Adım Aşk Olsun Sen’den Başkasında Yok Olmak İçin
Zahmetin neferi oldum ve gönlüm gelen geçene bir kuyu… Sermayem aşk ve elde ettiğim koca bir yokluk… Hakikat pazarında ellerim bağlı, kalbim yüzüme perdeli, gözlerimde mavi ölümden kalma bir can sızısı… Kelamım ah, varlığım libasa ölçülemeyecek kadar fani… Kal demek yok aşkımda… Asrın üç harflik hali mevcut satırlarımda… Devamı mecruh, özü bela… Şimale yelken açan, dost kapısına dayanan kör bir bedevi çehresindeyim. Gören gönül, işiten ruhum, hisseden solumda bir et parçası ve tek bilen O!
Elde edileni büyütmek, beslemek ve çoğaltmak için gönül gönül dolaştım.
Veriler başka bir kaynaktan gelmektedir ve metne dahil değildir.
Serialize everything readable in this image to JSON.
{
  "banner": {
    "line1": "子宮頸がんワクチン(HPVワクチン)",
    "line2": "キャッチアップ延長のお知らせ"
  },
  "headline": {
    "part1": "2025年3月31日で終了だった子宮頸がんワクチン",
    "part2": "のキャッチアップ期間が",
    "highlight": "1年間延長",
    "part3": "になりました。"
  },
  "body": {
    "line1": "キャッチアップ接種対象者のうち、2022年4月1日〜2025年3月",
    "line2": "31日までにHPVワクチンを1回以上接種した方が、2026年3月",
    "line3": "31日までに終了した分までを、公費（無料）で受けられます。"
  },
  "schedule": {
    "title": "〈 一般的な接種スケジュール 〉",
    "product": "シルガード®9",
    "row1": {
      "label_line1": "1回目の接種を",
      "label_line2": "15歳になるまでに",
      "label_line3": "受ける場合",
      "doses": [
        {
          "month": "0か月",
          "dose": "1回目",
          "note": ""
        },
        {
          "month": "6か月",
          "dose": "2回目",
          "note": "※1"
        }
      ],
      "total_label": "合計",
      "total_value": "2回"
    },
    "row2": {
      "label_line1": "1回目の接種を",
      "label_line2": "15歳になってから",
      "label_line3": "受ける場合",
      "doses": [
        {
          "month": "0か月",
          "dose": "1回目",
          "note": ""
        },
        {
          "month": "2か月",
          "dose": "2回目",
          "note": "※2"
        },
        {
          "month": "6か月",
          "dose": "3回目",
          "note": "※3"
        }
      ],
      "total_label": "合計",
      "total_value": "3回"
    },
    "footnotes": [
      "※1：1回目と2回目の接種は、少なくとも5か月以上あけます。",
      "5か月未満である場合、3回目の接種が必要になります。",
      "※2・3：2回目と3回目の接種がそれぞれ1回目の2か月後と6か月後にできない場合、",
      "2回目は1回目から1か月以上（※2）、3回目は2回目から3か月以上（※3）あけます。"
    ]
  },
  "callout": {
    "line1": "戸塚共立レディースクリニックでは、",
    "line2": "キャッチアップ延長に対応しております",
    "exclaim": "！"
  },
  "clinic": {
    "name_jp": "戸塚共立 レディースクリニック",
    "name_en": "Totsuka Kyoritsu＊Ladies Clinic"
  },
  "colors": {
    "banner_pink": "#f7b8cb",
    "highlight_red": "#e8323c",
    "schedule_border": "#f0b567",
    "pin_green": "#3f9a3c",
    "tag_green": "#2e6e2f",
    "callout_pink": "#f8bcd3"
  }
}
Varlık âlemi yalan ve yokluk âleminde yaşamak için sürgün edilmeliydi kalp… Demlenmeye ramak kala, bir el uzantısı kadar yakınsa yar, bir adım geriye kaçmalıydı âşık… Ulaşılmamalı varlığa; yoklukta var olmak adına… Ve ben Züleyha cesaretinde değil Yusuf edebinde olmak istedim… Bir gömlek değildi, yanışın ve yanılışın doruklarına çıkan dua hükmü vardı bu aşkın ispatı… Nil suları berrak görünse de kimsenin bilmediği, idam edilmiş aşkların kan kokusu ne çok sinmiştir üzerine… Gözlerinde matem büyüyen Yakup gibi hasretti Yusuf kokusuna… Düşlere uzandı, güzelliğine gark olmak için… A’ma oldu Nil bile; Yusuf’u o zindanda görmemek için…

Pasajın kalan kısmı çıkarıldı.